Fox News reported the situation was documented in Jefferson County, Alabama, by the boy's father, Jerrod Belcher.
The report said Belcher's son was accused of a "Class III" infraction by "using his fingers to shoot at another student." A suspension from school was the punishment.
In a letter sent to Jefferson County school officials on Friday, Belcher's attorney, M. Reed Martz, demanded that the school 'immediately and publicly confirm it will remove any record of an infraction, disciplinary action, or other sort of report' from J.B.'s record. Gun Owners of America, a national Second Amendment group, partnered with the attorney and state-based BamaCarry in Alabama to send the letter to school administrators, the report explained.
J.B. was playing "cops and robbers" with another student. They pointed their fingers at each other and said, "Bang, bang."'
The legal letter explained the students didn't disrupt any activities, did not threaten any students and did not interfere with school functions.
Martz explained age "apparently lacked the insight and judgment to see the ordinary children's play for what it was, immediately began a disciplinary process against J.B."
The school's handbook insists a 3.22 threat, with which J.B. was charged, includes "A threat to do serious bodily harm or violence to another student by word or act, cyber bullying, or intimidation that may induce fear into another."

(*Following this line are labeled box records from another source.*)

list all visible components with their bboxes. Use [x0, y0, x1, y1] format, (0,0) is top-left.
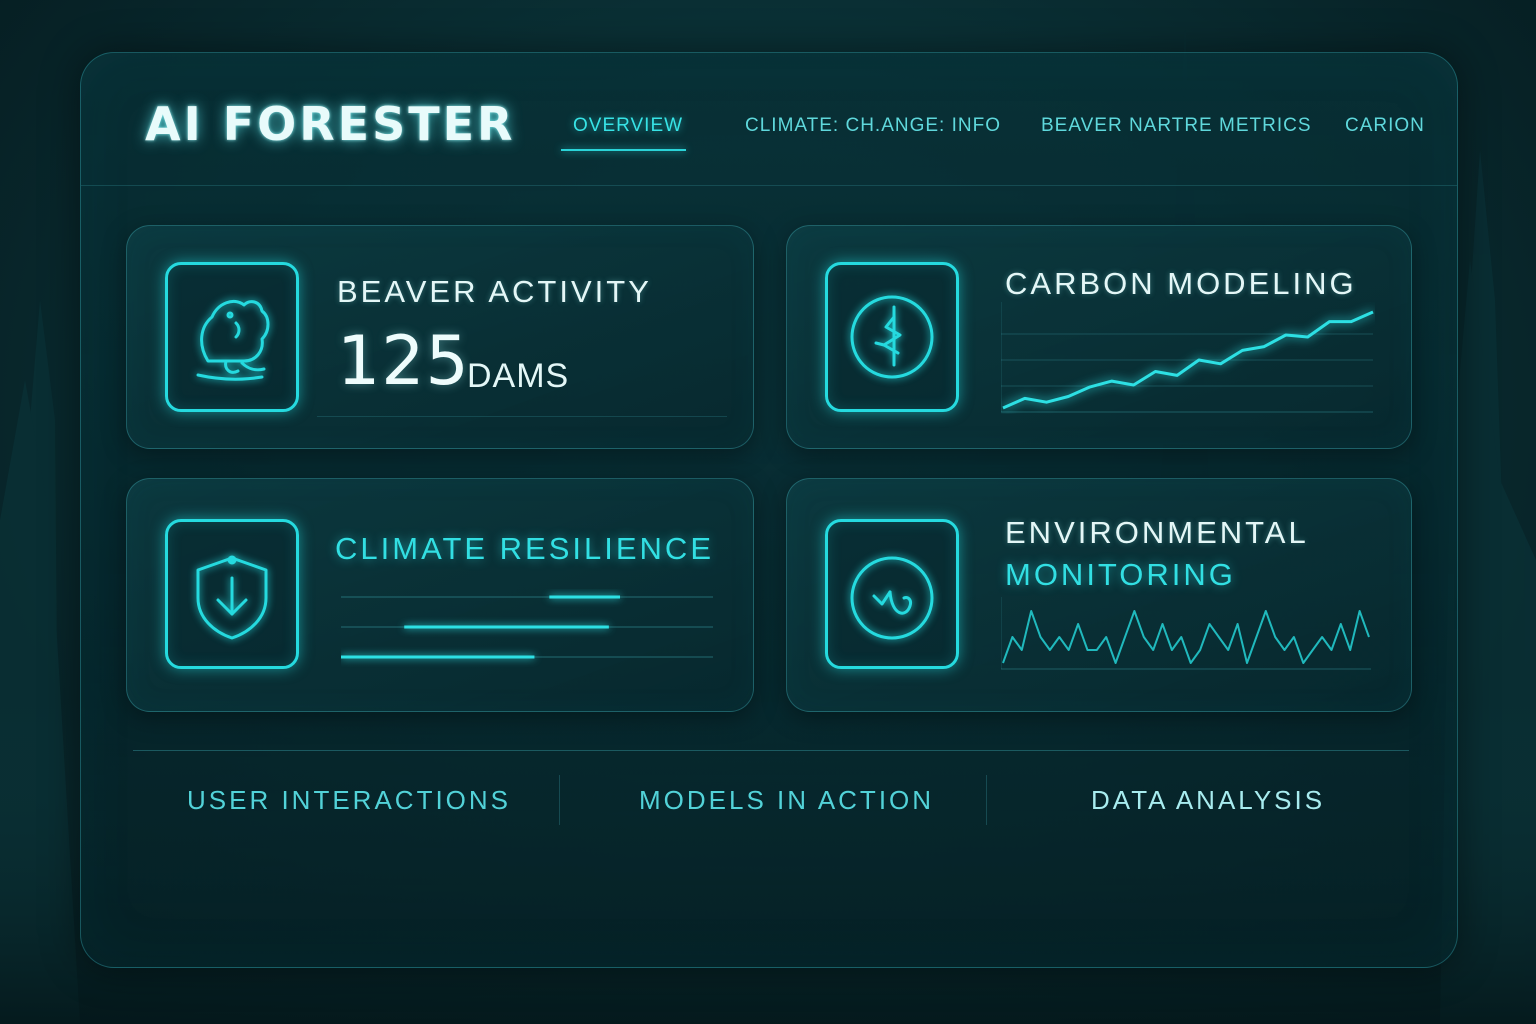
beaver-icon [196, 300, 270, 381]
nav-active-indicator [561, 149, 686, 151]
monitoring-icon-box [825, 519, 959, 669]
dam-count-value: 125 [337, 322, 470, 401]
dashboard-panel: AI FORESTER OVERVIEW CLIMATE: CH.ANGE: I… [80, 52, 1458, 968]
resilience-bars [341, 595, 713, 659]
climate-resilience-title: CLIMATE RESILIENCE [335, 531, 715, 566]
beaver-baseline [317, 416, 727, 417]
carbon-icon-box [825, 262, 959, 412]
footer-separator [986, 775, 987, 825]
app-title: AI FORESTER [145, 97, 516, 151]
shield-icon-box [165, 519, 299, 669]
environmental-signal-line [1002, 610, 1370, 664]
footer-link-user-interactions[interactable]: USER INTERACTIONS [187, 787, 511, 813]
carbon-leaf-icon [850, 295, 934, 379]
environmental-monitoring-card[interactable]: ENVIRONMENTAL MONITORING [786, 478, 1412, 712]
beaver-activity-card[interactable]: BEAVER ACTIVITY 125 DAMS [126, 225, 754, 449]
nav-tab-beaver-metrics[interactable]: BEAVER NARTRE METRICS [1041, 115, 1312, 137]
footer-link-data-analysis[interactable]: DATA ANALYSIS [1091, 787, 1325, 813]
beaver-activity-title: BEAVER ACTIVITY [337, 274, 652, 309]
footer-link-models-in-action[interactable]: MODELS IN ACTION [639, 787, 934, 813]
environmental-signal-chart [1001, 597, 1371, 670]
beaver-icon-box [165, 262, 299, 412]
monitoring-gauge-icon [850, 556, 934, 640]
nav-tab-climate-change-info[interactable]: CLIMATE: CH.ANGE: INFO [745, 115, 1001, 137]
footer-separator [559, 775, 560, 825]
nav-tab-carion[interactable]: CARION [1345, 115, 1425, 137]
environmental-title-line2: MONITORING [1005, 557, 1236, 592]
shield-icon [196, 555, 268, 640]
carbon-modeling-title: CARBON MODELING [1005, 266, 1357, 301]
footer-divider [133, 750, 1409, 751]
dam-count-unit: DAMS [467, 357, 570, 395]
climate-resilience-card[interactable]: CLIMATE RESILIENCE [126, 478, 754, 712]
carbon-trend-chart [1001, 302, 1374, 413]
environmental-title-line1: ENVIRONMENTAL [1005, 515, 1309, 550]
header-bar: AI FORESTER OVERVIEW CLIMATE: CH.ANGE: I… [81, 53, 1457, 186]
nav-tab-overview[interactable]: OVERVIEW [573, 115, 683, 137]
carbon-modeling-card[interactable]: CARBON MODELING [786, 225, 1412, 449]
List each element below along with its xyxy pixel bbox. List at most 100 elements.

Examples: "A threat to kill, maim, or inflict serious harm; a threat to inflict harm involving the use of any weapon, explosive, firearm, knife, prohibited object, or other object which may be perceived by the individual being threatened as capable of inflicting bodily harm."
Martz noted that under the school's ideology, "J.B. would be subject to a lesser maximum penalty had he punched the other student in the face!"
Turley, in his column, included a list of links to a number of similar cases he's comment on, and said, "This ridiculous use of zero tolerance rules will not end until administrators are held accountable. A few suspensions of staff would go a long way in restoring sanity to our schools.
WND also has reported on similar cases over the years:
Multiple similar cases have developed, too, when children use toy guns.
And perhaps the most extreme scenario developed when a student was suspended because he "chewed his breakfast pastry into the shape of a gun and pretended to shoot classmates."
A judge affirmed the suspension, finding the boy "disrupted his class," reports said.